Stéphane Bouquet | Preuves du monde

Publié le 27 mars 2021 par Angèle Paoli

PREUVES DU MONDEL a pluie a lieu. La mer a lieu. Le vent.
(extrait)
La lande a lieu : sol spongieux
mousses et bruyères roussies
& à l'improviste troupeaux
de moutons-béliers
à millions de crottes rondes. Le phare
au bout lointain de la lande a lieu
parmi les herbes ou parmi les algues
près des menhirs
penchés dans la direction du couchant
: dans la famille
des dieux gaulois du ciel je demande
l'organisateur des orgies.

Cernunnos il semble s'appeler

: sors de l'eau

ta senteur de savon

kiwi-mangue tahitise-moi

avec n'importe quelle

preuve que tu es une porosité

de plus pour me servir

de monoï aloé vera

huile de macadamia

algue spécialement séchée

sel régénérateur

ou autre facilitateur de vie.

La douche a lieu. Mais ensuite
il nous fallut sortir couverts
vu que la météo marine
annonçait avis de grand frais

Les lapins ont lieu. Les faisans. Le tôlier
zingueur a lieu. Le vent plus fort.
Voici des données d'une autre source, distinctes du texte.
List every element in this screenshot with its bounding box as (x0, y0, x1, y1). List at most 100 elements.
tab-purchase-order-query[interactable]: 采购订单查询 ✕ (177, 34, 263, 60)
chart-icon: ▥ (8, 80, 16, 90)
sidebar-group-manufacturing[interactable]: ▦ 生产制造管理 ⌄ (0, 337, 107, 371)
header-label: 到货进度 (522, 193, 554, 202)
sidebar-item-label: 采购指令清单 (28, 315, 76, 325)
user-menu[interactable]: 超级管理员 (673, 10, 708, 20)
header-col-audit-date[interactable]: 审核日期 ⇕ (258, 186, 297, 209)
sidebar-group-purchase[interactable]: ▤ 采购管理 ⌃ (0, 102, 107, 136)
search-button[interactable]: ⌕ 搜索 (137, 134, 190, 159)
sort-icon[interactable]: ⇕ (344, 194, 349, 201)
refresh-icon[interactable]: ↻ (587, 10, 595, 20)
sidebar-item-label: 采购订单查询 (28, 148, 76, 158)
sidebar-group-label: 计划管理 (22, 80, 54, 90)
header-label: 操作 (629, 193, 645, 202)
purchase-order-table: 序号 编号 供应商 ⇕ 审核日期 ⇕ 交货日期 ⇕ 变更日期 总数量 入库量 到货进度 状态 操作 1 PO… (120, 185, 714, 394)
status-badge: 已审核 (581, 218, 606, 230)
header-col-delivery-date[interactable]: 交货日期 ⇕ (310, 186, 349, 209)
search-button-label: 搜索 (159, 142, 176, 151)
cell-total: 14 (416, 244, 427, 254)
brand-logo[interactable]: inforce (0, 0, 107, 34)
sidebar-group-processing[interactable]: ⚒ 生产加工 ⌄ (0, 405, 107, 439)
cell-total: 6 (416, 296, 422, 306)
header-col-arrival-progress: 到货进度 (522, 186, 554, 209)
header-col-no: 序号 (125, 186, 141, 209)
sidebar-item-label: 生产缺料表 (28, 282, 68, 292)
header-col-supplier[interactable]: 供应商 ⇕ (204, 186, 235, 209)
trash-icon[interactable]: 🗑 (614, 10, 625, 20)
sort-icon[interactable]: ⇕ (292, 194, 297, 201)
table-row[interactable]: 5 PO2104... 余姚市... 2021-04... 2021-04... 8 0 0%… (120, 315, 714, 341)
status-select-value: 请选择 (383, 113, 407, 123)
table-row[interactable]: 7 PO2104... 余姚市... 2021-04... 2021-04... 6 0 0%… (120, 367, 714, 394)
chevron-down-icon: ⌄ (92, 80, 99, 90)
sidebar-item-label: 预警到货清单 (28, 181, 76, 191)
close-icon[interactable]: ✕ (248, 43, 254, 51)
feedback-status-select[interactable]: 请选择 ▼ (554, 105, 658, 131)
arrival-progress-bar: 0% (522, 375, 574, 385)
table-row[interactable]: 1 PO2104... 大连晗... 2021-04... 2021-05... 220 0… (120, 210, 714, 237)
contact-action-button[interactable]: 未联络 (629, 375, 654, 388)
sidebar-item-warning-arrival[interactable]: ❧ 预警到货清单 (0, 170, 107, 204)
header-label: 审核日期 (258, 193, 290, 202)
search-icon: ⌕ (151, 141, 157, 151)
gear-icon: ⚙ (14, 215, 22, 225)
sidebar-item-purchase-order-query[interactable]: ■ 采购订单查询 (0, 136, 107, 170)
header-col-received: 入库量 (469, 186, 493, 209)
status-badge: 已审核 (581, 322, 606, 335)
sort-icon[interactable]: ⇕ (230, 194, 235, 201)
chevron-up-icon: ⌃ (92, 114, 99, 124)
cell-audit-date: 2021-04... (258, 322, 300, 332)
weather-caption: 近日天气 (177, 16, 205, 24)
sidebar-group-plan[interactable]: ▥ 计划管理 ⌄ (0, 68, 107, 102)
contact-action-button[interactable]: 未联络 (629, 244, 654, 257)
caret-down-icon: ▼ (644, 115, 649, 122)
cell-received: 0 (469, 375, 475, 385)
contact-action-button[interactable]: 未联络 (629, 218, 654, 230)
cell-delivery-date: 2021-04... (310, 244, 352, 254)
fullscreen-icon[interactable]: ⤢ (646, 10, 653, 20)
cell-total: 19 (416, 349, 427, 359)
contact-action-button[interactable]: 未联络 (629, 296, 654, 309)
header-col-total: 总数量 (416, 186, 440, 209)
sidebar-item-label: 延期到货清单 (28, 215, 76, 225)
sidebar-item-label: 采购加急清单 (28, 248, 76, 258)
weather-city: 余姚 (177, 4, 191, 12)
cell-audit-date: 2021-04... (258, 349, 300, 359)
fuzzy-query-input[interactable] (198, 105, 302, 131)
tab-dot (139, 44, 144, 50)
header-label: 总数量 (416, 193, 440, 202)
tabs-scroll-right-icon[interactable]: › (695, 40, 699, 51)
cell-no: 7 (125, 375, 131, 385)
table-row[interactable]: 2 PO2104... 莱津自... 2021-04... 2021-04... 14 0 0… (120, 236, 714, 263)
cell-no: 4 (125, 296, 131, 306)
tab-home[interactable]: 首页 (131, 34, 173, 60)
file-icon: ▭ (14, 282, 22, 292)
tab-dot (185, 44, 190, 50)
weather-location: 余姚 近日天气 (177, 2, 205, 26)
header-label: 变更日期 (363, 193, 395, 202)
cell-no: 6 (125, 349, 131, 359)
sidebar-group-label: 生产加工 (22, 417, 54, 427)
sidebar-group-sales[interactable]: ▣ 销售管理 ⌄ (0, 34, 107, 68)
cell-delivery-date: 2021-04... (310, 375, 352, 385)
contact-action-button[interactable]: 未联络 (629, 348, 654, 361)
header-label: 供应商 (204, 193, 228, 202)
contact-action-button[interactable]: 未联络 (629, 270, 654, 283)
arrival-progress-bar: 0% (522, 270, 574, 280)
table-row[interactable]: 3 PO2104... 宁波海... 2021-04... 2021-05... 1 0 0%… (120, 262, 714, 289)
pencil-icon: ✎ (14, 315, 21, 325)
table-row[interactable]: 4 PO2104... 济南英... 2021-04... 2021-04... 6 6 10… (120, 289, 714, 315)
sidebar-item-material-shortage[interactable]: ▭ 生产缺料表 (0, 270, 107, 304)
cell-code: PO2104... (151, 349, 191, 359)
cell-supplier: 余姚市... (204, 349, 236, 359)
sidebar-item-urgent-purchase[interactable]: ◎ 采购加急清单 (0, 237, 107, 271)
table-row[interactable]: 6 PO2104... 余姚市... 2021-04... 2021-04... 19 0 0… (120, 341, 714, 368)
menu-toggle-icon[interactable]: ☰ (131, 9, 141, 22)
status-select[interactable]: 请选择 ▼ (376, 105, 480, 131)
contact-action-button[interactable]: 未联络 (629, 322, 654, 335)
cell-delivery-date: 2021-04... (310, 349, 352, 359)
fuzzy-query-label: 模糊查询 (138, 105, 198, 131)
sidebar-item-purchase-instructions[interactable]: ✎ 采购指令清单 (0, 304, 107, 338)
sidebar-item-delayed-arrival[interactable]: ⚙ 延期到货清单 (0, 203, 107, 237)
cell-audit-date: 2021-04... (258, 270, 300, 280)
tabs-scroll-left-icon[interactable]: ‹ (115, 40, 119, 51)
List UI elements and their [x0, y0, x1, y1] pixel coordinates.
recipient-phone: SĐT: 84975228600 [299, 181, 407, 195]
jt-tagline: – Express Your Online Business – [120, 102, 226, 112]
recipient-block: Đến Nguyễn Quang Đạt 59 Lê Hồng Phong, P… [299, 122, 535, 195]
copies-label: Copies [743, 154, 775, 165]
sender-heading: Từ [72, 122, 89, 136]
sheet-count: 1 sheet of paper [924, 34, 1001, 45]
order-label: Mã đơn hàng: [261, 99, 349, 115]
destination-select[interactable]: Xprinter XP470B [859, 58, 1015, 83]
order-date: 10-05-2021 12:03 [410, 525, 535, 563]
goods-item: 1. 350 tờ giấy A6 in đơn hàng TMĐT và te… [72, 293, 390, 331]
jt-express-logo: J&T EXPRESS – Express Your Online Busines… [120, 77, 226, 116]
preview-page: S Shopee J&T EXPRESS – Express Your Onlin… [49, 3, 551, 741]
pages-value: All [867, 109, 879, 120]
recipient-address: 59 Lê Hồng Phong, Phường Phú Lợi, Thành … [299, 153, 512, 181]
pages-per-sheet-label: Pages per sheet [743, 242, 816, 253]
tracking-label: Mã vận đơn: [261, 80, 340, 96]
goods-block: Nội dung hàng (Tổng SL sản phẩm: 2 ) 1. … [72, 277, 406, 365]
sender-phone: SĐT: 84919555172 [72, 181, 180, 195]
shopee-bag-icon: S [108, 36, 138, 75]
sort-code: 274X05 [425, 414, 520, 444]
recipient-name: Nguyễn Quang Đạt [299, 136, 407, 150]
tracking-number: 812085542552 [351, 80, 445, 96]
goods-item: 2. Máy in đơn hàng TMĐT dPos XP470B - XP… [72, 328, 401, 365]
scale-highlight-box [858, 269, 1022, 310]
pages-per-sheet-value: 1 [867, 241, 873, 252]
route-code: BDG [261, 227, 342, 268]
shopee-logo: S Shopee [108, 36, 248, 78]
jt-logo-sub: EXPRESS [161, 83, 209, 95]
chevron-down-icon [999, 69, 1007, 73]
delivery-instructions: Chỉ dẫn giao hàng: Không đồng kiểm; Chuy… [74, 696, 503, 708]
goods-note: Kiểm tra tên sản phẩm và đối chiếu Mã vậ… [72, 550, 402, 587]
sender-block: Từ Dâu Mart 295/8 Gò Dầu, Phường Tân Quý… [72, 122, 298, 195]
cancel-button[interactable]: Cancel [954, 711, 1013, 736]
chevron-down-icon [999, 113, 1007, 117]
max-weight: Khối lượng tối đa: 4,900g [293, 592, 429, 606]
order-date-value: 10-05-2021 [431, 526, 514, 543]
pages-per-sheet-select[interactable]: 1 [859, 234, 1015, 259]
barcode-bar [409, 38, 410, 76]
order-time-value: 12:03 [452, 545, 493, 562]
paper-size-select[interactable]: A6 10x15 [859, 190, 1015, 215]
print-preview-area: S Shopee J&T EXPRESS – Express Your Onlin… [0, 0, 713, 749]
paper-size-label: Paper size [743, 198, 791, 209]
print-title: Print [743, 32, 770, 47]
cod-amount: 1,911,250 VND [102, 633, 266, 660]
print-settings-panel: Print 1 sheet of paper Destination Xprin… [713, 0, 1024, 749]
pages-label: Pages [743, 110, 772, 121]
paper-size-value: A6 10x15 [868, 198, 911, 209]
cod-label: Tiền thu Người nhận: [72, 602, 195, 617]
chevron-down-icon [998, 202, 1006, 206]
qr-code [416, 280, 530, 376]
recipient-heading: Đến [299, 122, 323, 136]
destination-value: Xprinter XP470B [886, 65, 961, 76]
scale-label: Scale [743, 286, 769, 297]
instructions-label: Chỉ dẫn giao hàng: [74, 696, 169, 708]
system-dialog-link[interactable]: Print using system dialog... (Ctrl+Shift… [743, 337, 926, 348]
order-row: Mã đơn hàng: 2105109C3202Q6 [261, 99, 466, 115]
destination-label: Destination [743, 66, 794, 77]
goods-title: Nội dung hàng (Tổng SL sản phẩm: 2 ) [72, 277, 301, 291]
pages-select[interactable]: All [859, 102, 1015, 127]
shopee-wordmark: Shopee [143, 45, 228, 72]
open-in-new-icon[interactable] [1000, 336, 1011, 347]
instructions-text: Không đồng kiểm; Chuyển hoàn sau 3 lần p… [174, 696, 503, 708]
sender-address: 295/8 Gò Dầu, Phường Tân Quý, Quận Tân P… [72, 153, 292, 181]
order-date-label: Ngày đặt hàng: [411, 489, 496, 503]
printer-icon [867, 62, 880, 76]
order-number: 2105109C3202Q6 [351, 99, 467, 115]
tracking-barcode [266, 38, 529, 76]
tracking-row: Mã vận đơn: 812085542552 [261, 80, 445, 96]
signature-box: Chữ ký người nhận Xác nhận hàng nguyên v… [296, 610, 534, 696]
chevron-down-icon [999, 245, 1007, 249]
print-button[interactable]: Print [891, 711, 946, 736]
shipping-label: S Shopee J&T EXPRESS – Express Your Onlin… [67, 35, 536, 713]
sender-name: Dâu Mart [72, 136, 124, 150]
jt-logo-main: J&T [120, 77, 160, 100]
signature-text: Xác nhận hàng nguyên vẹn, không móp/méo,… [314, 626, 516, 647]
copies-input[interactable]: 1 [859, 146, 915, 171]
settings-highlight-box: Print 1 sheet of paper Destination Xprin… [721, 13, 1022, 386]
Le soleil
éblouissant.

Ce qui manque, c'est
une immensité de plage en nous
où accueillir ce qui débarque

non d'ailleurs :

la plage existe

le port

mais pas le monde-marée

à giga coefficient d'automne

tiré par la lune d'équinoxe

pour monter jusqu'au bout de nous

et nous avaler dans sa baleine bonté.

Stéphane Bouquet, " Une trilogie ", Le Fait de vivre, éditions Champ Vallon, 2021, pp. 37-38.